Lu dans Le Parisien de ce jour:
La « gare de la douleur » deviendra lieu de mémoire
Un protocole a été signé hier matin entre le président de la SNCF et la maire de Bobigny. Une nouvelle étape de la transformation de l’ancienne gare de déportation en mémorial.
Elle fut gare de l’indicible. De ses voies sont partis 21 convois, plus de 22400 juifs déportés vers Auschwitz et d’autres camps de la mort entre l’été 1943 et l’été 1944. Demain, dans une poignée d’années peut-être, elle sera lieu de mémoire. L’ancienne gare de Bobigny-Drancy sera réhabilitée avec l’appui de la SNCF, selon le protocole de coopération signé hier entre son président, Guillaume Pepy, et la maire (PC) de Bobigny, Catherine Peyge.
Un site de 3,5 ha
Cinq ans après la cession pour 1 € symbolique du bâtiment voyageurs aujourd’hui restauré, cette parcelle de la SNCF — la zone autrefois dévolue au trafic de marchandises — complète un puzzle historique. Il y manque toutefois une dernière pièce : les voies, encore propriété de Réseau ferré de France. Mais « c’est à l’étude et les négociations sont en cours avec RFF », assure Catherine Peyge. Lorsque l’ensemble sera reconstitué, le site s’étendra sur 3,5 ha, en contrebas de l’avenue Henri-Barbusse. « Nous aurons ainsi protégé de toute maladresse urbanistique ou commmerciale un haut lieu de mémoire et d’histoire, de recueillement et d’enseignement, de connaissance et donc de reconnaissance », s’enflamme presque la maire de Bobigny dans la solennité du lieu. Au premier rang de l’assemblée venue assister hier matin au transfert symbolique et à la signature du protocole de coopération, Simone Veil et Serge Klarsfeld en imposaient par leur gravité émue, rendant encore plus éloquent le très attendu discours « de la repentance » du patron de la SNCF.

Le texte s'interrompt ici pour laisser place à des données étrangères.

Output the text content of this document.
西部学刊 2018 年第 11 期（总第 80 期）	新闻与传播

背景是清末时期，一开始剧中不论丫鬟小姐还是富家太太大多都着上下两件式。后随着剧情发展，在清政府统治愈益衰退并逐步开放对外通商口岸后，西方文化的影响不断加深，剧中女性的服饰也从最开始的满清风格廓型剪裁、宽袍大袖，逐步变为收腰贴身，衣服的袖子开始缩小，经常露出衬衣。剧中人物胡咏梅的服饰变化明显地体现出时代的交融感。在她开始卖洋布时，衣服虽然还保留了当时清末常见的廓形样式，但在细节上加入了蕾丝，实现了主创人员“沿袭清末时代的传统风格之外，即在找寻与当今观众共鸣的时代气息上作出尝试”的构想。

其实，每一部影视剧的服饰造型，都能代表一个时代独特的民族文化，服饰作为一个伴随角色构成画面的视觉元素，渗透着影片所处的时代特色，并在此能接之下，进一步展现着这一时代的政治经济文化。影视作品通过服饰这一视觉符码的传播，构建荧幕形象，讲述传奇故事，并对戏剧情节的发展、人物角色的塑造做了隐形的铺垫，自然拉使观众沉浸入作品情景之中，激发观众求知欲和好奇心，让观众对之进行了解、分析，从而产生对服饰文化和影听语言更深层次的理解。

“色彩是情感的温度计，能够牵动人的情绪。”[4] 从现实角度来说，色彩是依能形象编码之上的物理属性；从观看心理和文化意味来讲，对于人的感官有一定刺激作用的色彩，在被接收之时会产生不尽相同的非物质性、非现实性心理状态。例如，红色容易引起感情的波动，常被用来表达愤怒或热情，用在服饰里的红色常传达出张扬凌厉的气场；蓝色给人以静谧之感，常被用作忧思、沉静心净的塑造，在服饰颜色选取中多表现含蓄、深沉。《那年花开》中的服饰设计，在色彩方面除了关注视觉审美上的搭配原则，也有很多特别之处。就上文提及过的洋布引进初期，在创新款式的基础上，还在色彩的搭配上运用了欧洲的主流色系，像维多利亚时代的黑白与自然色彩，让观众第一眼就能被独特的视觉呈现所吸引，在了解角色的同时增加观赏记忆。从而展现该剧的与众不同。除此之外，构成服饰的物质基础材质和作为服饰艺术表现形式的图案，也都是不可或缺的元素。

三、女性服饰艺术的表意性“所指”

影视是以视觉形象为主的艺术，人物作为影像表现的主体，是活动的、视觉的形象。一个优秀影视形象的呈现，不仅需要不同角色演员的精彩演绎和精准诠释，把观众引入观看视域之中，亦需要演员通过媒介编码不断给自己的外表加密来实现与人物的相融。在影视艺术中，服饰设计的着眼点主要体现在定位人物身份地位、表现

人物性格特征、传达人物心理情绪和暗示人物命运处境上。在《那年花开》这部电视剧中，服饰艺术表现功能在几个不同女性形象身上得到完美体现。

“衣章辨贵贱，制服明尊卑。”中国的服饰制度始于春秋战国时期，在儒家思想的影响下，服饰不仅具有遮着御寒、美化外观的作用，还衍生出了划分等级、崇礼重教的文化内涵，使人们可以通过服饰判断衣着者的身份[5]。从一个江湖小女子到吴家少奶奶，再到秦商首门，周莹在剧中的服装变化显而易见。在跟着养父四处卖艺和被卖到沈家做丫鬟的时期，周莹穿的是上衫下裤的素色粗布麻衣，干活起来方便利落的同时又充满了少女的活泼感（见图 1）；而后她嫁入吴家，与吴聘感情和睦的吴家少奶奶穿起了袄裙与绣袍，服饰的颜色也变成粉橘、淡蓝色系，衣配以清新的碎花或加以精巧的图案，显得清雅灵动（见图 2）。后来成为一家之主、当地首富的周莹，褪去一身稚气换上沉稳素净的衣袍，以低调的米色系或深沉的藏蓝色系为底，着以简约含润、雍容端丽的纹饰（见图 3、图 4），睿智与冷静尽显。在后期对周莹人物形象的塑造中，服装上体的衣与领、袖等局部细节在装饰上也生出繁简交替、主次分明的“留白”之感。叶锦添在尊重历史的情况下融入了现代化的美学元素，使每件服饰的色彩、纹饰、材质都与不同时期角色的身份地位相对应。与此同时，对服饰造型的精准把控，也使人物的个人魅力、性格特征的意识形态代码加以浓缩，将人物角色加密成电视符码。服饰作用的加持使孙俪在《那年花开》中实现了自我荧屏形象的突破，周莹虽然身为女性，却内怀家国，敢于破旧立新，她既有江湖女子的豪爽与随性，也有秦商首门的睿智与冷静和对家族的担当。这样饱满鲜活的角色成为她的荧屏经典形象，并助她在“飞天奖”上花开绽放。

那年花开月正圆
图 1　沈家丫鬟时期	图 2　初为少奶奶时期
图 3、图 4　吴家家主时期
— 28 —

Et maintenant? « Ce transfert est une étape », rappellent les partenaires de ce qui doit devenir non pas un musée mais un véritable lieu du souvenir, au même titre que le Mémorial de la Shoah de Paris, à la rénovation duquel la SNCF avait participé. Pour la gare de Bobigny, qui a déjà fait l’objet d’études de paysagistes et même d’une expertise confiée à l’association Topographie de la mémoire, aucun projet n’est encore défini mais le comité de pilotage, présidé par Simone Veil, doit tenir une réunion de travail « dans les prochaines semaines ». Le président de la SNCF y sera associé, de quoi assouvir sa soif de « participer à faire en sorte que ce lieu devienne, parmi d’autres, un lieu d’histoire et de mémoire ».
Il y a six ans, peu après l’inscription de la gare de voyageurs à l’Inventaire supplémentaire des monuments historiques, les premières pistes soumises au comité de pilotage évoquaient d’inclure la gare à un parcours de la mémoire, englobant notamment la cité de la Muette à Drancy, le Mémorial de la Shoah de Paris, voire l’ancien Vél d’Hiv. « Aucun projet n’est encore défini », se défendent aujourd’hui les partenaires, simplement engagés pour « un travail commun qui devra être fructueux, à la hauteur de l’obligation historique, morale et citoyenne due à ce lieu ».